FILE_15: 砕けた神像
「──お姉ちゃんから、離れろ……っ!」
叫び声とともに、無防備な生身のまま突進してきた創太。
だが、中央公安局専任執行官の制服を纏った青年は、眉一つ動かさなかった。
蓮の耳の奥のカウンターAI『アンチ・バグ』が、創太の筋肉の弛緩、視線のブレ、踏み込みの角度から、その軌道を一瞬で先回りして演算する。
「……無駄です。生身の人間が、予測の網を抜けることはできない」
蓮は最低限の動きで創太の突撃をひらりと躱すと、すれ違いざま、創太のシャツの襟元を掴んでその勢いのまま前方へと投げ捨てた。
「あ、がっ……!?」
データの加護を失い、ただの『原始人以下』に戻った創太の身体は、高架下のアスファルトの上を無残に何回転も転がり、激しく打ち付けられた。
「創太……!」
一華の悲鳴が響く。
蓮は転がる創太を一瞥することすらなく、一華へ向かって再び静かに歩を進めた。
「身内の不意打ちですか。ずいぶんと見損ないましたよ、一華さん。やはりあなたのような危険因子は、今ここで徹底的に──」
「やめて!!」
一華は叫んだ。
蓮の手が届くより早く、一華は地面を蹴った。蓮を攻撃するためではない。再び立ち上がろうとして無防備に転がっている弟、創太の身体の上に自らの身を投げ出し、覆い被さるようにして庇うためだった。
「私の狙いはあなたです」
ドカッ、と重苦しい衝撃音が暗がりに響き渡る。
「──っ、うあ、あ……っ!」
脇腹をまともに蹴り飛ばされた一華の身体が、創太の上から引き剥がされるようにアスファルトの上を激しく滑っていった。

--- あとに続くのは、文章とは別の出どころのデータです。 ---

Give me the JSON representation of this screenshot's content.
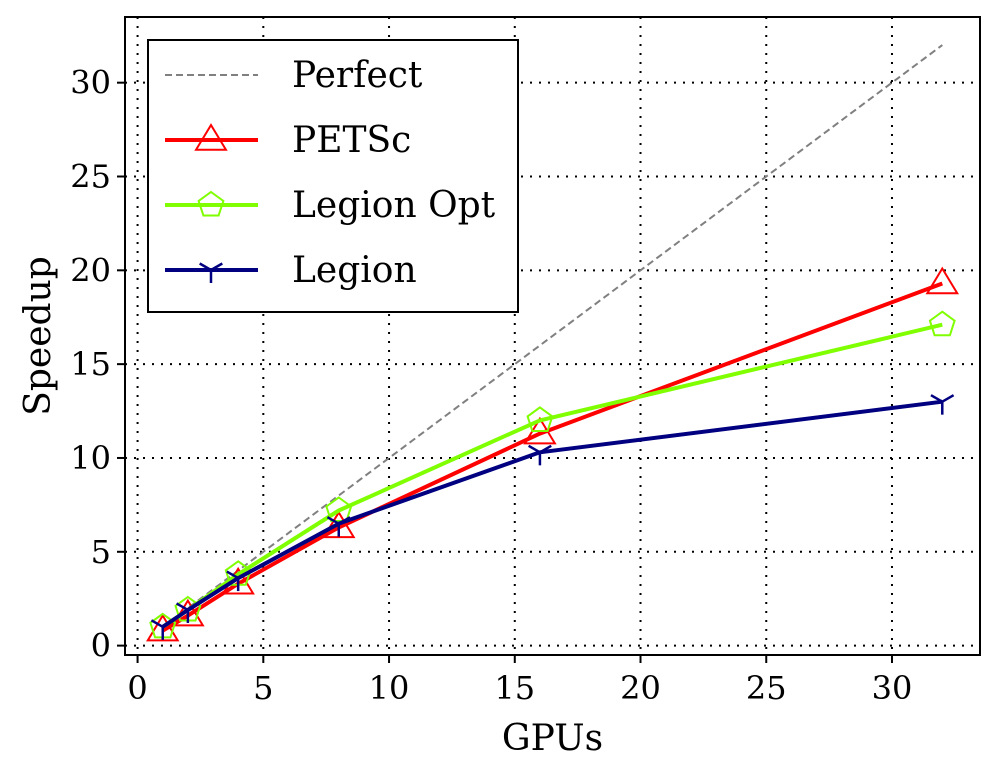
{
  "chart_data": {
    "type": "line",
    "xlabel": "GPUs",
    "ylabel": "Speedup",
    "xlim": [
      -0.5,
      33.5
    ],
    "ylim": [
      -0.5,
      33.5
    ],
    "xticks": [
      0,
      5,
      10,
      15,
      20,
      25,
      30
    ],
    "yticks": [
      0,
      5,
      10,
      15,
      20,
      25,
      30
    ],
    "grid": true,
    "legend_position": "top-left",
    "series": [
      {
        "name": "Perfect",
        "color": "#808080",
        "style": "dashed",
        "marker": "none",
        "x": [
          1,
          32
        ],
        "y": [
          1,
          32
        ]
      },
      {
        "name": "PETSc",
        "color": "#ff0000",
        "style": "solid",
        "marker": "triangle",
        "x": [
          1,
          2,
          4,
          8,
          16,
          32
        ],
        "y": [
          0.8,
          1.6,
          3.3,
          6.3,
          11.3,
          19.3
        ]
      },
      {
        "name": "Legion Opt",
        "color": "#7fff00",
        "style": "solid",
        "marker": "pentagon",
        "x": [
          1,
          2,
          4,
          8,
          16,
          32
        ],
        "y": [
          1.0,
          1.9,
          3.8,
          7.2,
          12.0,
          17.1
        ]
      },
      {
        "name": "Legion",
        "color": "#000080",
        "style": "solid",
        "marker": "tri_down",
        "x": [
          1,
          2,
          4,
          8,
          16,
          32
        ],
        "y": [
          1.0,
          1.9,
          3.6,
          6.5,
          10.3,
          13.0
        ]
      }
    ]
  }
}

一華の細い身体が地面に投げ出され、荒い息を吐いたまま動かなくなる。
「お姉ちゃん……! お姉ちゃん!!」
創太は叫んだ。
自分を縛り付け、だけど自分の代わりにすべてを背負おうとしてくれた姉が、ボロ雑巾のように倒れている。
自分には、それを助ける力も、蓮に向かっていく力も何一つ残されていない。
強烈な自己嫌悪と、脳を蝕む人工知能中毒の飢餓感が、創太の視界をぐちゃぐちゃに歪ませた。
(力が欲しい……。あの力がなきゃ、僕は誰も、お姉ちゃんすら守れないんだ……!)
涙と泥にまみれ、絶望に震える創太の手が、アスファルトの冷たい感触を掴む。
その時、創太の指先が、何かつるりとした硬質な金属の塊に触れた。
視線を落とすと、倒れた自分の顔のすぐ目の前に、それが転がっていた。
一華の手からこぼれ落ち、蓮の蹴りの衝撃でさらに転がってきた、あのリベロ。
過負荷の熱によって、外殻の金属の一部は歪に焼けただれ、内部の基盤からは二度と光を灯すことのない冷たい煙が細く上っている。
僕を神にしてくれた、僕の唯一の相棒。
かつて耳の奥で、頼もしく語りかけてくれていた、あのリベロの変わり果てた姿だった。
「リベロ……、嘘だろ……?」
創太は震える手で、壊れたリベロをそっと拾い上げた。どれだけ強く握りしめても、電子の脈動は一切伝わってくることはない。外付けのハードウェアとしては、完全に死んでいた。
唯一の依存先を、その形まで完全に破壊された少年の心の中で、何かが完全に決壊した。